O novo Eclipse Cross marca a entrada da Mitsubishi na era elétrica “a sério” com um modelo 100% elétrico. Dizemos “a sério” porque o primeiro foi o i-MiEV, num contexto ainda muito inicial para os elétricos de hoje e que, na altura, ultrapassava os 40 mil euros.
Este SUV compacto nasce no seio da Aliança Renault-Nissan-Mitsubishi e assume sem grandes rodeios a proximidade ao seu gémeo, o Renault Scenic E-Tech.
Na estreia, o Mitsubishi Eclipse Cross vai estar disponível com uma bateria de 87 kWh, prometendo mais de 600 km de autonomia máxima (WLTP).
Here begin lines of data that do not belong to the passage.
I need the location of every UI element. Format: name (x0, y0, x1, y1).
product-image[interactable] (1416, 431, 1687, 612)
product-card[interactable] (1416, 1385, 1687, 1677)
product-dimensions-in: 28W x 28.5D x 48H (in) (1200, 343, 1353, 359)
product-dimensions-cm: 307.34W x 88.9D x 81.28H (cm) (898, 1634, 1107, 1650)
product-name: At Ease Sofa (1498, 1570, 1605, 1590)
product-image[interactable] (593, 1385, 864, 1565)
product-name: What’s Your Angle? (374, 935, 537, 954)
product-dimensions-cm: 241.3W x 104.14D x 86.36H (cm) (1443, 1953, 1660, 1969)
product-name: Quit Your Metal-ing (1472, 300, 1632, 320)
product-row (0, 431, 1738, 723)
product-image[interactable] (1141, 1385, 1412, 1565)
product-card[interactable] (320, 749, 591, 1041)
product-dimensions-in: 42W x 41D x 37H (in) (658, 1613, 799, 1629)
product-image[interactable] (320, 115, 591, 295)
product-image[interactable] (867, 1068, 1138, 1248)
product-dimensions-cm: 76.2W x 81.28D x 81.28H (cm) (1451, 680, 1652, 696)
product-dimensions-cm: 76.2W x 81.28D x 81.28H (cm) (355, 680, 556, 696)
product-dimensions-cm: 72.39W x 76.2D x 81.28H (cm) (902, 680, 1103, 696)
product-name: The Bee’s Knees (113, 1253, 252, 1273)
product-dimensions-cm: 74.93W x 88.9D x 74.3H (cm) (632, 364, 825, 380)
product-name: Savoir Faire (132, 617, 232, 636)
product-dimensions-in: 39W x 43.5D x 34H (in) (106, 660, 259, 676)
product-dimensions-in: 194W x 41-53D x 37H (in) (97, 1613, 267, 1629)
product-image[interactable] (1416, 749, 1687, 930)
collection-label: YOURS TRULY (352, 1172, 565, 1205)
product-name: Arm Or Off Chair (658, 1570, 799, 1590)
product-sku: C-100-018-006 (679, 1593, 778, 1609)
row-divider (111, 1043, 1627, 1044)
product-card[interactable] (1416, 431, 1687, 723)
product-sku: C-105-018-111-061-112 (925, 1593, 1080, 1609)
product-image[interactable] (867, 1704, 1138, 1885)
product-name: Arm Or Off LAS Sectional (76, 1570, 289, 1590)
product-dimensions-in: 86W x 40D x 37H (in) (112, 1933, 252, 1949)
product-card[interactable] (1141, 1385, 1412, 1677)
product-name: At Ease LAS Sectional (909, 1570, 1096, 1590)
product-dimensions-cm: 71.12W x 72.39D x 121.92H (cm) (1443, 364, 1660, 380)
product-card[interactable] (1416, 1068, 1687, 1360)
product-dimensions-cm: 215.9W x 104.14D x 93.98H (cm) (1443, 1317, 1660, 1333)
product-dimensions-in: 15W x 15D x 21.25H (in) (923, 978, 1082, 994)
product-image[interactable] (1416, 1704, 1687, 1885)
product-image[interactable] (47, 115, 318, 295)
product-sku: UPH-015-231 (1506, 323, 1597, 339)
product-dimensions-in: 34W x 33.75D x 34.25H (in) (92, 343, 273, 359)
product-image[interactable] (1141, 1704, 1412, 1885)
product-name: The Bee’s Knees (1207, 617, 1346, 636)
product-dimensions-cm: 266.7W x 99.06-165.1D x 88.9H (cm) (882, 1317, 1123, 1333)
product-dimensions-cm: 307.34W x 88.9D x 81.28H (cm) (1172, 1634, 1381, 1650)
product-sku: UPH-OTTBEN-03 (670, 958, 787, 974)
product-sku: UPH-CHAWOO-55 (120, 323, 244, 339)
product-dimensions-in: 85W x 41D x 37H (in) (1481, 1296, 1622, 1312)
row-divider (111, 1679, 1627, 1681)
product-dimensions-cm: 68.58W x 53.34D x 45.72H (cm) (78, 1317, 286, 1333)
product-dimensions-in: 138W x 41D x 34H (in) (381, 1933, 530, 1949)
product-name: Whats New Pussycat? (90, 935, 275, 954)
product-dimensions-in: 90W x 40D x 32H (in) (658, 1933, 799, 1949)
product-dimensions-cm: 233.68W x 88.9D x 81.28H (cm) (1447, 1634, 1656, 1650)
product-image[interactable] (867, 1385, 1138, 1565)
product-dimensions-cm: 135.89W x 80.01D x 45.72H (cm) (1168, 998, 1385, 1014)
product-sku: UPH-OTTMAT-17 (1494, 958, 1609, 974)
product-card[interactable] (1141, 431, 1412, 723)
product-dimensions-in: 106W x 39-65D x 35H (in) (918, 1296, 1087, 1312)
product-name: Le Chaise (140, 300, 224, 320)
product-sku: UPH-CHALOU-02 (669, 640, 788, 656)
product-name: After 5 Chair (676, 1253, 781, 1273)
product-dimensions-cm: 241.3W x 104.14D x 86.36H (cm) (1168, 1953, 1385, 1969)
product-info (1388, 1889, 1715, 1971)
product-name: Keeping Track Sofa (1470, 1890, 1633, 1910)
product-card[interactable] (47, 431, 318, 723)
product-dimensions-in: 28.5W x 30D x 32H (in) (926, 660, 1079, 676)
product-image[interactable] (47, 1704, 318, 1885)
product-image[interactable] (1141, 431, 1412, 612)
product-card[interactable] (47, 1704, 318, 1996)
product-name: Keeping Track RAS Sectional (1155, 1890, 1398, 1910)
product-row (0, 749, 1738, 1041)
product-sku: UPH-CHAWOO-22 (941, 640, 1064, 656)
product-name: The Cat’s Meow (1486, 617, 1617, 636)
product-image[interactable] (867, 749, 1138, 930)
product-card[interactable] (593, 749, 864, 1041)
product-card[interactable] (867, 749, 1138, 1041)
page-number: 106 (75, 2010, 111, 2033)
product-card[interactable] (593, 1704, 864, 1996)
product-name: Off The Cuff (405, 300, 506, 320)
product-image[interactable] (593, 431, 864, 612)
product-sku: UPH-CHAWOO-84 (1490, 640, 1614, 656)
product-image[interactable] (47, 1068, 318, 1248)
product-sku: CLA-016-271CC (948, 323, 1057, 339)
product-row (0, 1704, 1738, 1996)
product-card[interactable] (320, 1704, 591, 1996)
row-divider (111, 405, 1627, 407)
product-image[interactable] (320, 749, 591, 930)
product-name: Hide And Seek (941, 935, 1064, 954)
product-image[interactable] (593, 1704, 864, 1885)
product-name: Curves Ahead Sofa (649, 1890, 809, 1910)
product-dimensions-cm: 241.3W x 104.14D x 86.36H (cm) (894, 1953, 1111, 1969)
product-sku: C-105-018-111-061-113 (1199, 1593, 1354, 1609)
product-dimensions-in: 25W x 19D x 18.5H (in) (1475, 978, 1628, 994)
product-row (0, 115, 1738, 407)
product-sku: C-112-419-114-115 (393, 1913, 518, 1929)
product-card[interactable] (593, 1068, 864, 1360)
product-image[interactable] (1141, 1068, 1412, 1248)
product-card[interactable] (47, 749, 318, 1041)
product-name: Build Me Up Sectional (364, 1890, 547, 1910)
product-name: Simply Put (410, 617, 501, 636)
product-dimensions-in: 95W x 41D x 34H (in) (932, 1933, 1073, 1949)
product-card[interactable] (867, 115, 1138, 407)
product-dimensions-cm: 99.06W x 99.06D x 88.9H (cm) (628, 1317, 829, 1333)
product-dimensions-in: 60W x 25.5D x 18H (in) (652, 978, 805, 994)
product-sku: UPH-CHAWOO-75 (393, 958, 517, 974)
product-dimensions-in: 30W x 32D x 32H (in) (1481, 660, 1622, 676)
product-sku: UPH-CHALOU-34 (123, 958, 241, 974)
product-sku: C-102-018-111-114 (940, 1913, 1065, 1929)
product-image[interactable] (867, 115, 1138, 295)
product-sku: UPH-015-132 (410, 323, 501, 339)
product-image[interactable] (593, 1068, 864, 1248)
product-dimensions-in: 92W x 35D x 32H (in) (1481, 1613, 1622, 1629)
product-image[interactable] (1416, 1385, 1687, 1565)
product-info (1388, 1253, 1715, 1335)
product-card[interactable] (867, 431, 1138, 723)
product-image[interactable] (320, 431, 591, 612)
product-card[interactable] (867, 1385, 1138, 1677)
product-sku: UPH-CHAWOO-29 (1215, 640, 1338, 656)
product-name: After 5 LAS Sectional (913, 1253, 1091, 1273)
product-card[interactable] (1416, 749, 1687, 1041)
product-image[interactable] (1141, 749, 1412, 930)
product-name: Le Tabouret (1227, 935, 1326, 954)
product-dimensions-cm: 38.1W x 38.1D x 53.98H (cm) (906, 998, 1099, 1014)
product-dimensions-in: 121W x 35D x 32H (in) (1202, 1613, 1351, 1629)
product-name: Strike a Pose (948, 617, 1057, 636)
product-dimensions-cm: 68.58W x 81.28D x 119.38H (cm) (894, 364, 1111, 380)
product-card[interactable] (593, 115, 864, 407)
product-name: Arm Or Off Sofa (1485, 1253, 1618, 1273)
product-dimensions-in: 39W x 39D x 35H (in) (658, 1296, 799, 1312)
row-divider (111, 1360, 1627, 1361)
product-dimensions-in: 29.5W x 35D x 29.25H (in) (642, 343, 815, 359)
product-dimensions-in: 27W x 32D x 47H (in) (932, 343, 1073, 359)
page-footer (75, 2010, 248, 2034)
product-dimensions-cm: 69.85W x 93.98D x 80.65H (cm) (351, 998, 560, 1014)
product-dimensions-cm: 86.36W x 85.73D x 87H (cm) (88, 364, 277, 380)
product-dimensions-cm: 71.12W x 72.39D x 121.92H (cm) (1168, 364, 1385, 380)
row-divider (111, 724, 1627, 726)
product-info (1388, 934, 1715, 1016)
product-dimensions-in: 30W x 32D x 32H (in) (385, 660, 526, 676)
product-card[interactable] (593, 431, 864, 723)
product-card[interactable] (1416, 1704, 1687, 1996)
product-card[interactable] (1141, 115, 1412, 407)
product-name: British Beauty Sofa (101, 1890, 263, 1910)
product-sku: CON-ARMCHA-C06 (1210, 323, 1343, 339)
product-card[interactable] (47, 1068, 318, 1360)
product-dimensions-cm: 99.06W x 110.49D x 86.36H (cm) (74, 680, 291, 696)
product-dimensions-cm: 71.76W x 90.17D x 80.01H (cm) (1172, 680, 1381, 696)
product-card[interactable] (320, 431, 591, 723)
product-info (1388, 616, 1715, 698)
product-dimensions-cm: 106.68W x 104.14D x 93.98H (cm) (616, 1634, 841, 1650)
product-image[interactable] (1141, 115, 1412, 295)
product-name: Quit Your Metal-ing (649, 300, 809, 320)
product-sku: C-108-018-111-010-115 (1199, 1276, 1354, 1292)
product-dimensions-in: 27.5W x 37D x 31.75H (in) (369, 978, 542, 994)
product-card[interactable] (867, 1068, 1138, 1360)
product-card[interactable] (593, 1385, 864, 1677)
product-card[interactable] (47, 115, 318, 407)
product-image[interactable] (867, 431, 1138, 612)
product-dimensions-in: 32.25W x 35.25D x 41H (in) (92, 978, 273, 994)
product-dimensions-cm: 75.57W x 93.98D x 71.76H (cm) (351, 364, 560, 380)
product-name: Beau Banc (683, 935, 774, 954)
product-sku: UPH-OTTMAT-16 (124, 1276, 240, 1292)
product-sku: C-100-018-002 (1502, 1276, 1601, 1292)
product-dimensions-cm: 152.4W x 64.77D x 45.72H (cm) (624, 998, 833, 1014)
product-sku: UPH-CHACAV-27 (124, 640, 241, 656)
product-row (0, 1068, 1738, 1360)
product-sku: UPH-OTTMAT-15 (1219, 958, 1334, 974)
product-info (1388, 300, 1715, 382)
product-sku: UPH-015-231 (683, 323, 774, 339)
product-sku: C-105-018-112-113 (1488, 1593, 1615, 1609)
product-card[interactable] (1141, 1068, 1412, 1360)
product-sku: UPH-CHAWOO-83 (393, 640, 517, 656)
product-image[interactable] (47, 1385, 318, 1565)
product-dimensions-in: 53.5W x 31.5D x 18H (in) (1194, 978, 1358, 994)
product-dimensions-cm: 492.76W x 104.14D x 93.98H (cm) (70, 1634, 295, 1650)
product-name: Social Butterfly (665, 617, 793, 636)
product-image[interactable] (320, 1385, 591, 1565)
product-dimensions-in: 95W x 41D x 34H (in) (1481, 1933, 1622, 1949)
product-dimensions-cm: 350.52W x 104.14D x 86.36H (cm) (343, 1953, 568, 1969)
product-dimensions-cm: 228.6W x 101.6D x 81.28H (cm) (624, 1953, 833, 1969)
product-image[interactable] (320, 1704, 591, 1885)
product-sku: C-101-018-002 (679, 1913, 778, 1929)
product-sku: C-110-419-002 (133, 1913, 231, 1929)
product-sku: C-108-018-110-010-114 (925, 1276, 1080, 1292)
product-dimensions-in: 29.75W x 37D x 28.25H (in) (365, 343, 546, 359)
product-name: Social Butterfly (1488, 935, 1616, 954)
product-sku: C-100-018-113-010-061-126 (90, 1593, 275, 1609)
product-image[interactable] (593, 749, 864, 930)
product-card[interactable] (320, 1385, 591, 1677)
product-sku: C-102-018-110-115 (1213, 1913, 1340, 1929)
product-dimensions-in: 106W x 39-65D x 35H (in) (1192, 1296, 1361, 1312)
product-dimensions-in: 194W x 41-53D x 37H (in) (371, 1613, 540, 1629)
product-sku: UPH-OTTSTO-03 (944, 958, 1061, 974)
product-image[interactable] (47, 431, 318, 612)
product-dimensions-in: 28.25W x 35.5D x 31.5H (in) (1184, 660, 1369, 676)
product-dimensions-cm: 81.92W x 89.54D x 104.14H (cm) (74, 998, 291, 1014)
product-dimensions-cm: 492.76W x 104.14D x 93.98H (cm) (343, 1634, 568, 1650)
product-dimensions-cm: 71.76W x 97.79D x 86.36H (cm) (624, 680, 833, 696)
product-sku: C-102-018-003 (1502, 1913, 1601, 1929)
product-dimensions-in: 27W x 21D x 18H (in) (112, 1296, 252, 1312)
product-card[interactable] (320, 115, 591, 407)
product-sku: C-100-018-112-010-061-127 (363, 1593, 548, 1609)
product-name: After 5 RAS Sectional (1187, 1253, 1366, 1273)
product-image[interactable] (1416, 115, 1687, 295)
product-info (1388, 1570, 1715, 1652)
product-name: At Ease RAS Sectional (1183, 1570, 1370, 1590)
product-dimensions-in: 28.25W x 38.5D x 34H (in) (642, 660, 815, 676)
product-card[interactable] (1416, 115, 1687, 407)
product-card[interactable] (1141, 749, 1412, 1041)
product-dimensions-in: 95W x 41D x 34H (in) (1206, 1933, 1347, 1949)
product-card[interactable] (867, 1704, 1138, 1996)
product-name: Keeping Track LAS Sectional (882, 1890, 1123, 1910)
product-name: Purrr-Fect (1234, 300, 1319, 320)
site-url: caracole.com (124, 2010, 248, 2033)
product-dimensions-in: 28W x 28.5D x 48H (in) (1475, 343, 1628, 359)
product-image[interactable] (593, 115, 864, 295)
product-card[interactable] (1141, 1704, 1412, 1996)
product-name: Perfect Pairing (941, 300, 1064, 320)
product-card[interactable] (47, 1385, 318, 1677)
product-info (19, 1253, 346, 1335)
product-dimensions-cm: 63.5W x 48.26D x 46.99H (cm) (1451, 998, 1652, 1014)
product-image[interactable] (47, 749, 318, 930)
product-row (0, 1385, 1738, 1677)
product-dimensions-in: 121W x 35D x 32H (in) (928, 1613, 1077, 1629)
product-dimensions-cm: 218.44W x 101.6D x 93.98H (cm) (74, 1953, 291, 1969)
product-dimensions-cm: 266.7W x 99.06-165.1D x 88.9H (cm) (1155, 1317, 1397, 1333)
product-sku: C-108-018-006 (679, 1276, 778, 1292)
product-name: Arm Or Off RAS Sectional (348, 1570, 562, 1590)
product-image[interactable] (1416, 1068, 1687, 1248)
No próximo ano, chegará também uma opção com uma bateria de menor capacidade. Em ambos os casos, o carregamento rápido em corrente contínua (DC) pode chegar aos 150 kW.
O motor deste conjunto entrega uma potência máxima de 160 kW (217 cv) e 300 Nm de binário. Os números anunciados incluem 0 a 100 km/h em 8,4 s e velocidade máxima de 170 km/h. A travagem regenerativa oferece quatro níveis de utilização.
O visual da carroçaria recorre à evolução mais recente da linguagem Dynamic Shield na dianteira e Wide Hexagon na traseira. Em termos de dimensões, a plataforma CMF-EV coloca este modelo com 4,47 metros de comprimento, 1,86 m de largura e 1,57 m de altura.
Lá dentro, a digitalização e o conforto foram prioridades no desenvolvimento do Mitsubishi Eclipse Cross. Por isso, não falta o ecrã tátil central de 12,3”.
Através dele, teremos acesso aos serviços Google, como mapas, assistente virtual e a loja de aplicações Google Play. Além disso, há também ligação a smartphones via Apple CarPlay e Android Auto.
Produção na Europa e garantia de oito anos
A produção do novo Mitsubishi Eclipse Cross 100% elétrico vai ser assegurada na fábrica de Douai, em França, a partir do último trimestre deste ano. Vai partilhar a linha de montagem com outros modelos da Aliança Renault-Nissan-Mitsubishi e chegará ao mercado pouco tempo depois, já em 2026.
Este será um modelo importante para a marca na estratégia de eletrificação da gama na Europa, juntando-se ao novo Mitsubishi Outlander PHEV, mas também ao futuro Grandis.
No que toca à fiabilidade, a marca mantém uma cobertura alargada. Para o motor e para a bateria estão previstos oito anos ou 160 mil quilómetros de garantia, enquanto a proteção anticorrosão se estende até aos 12 anos. Um argumento que pode pesar neste novo modelo face à concorrência mais direta.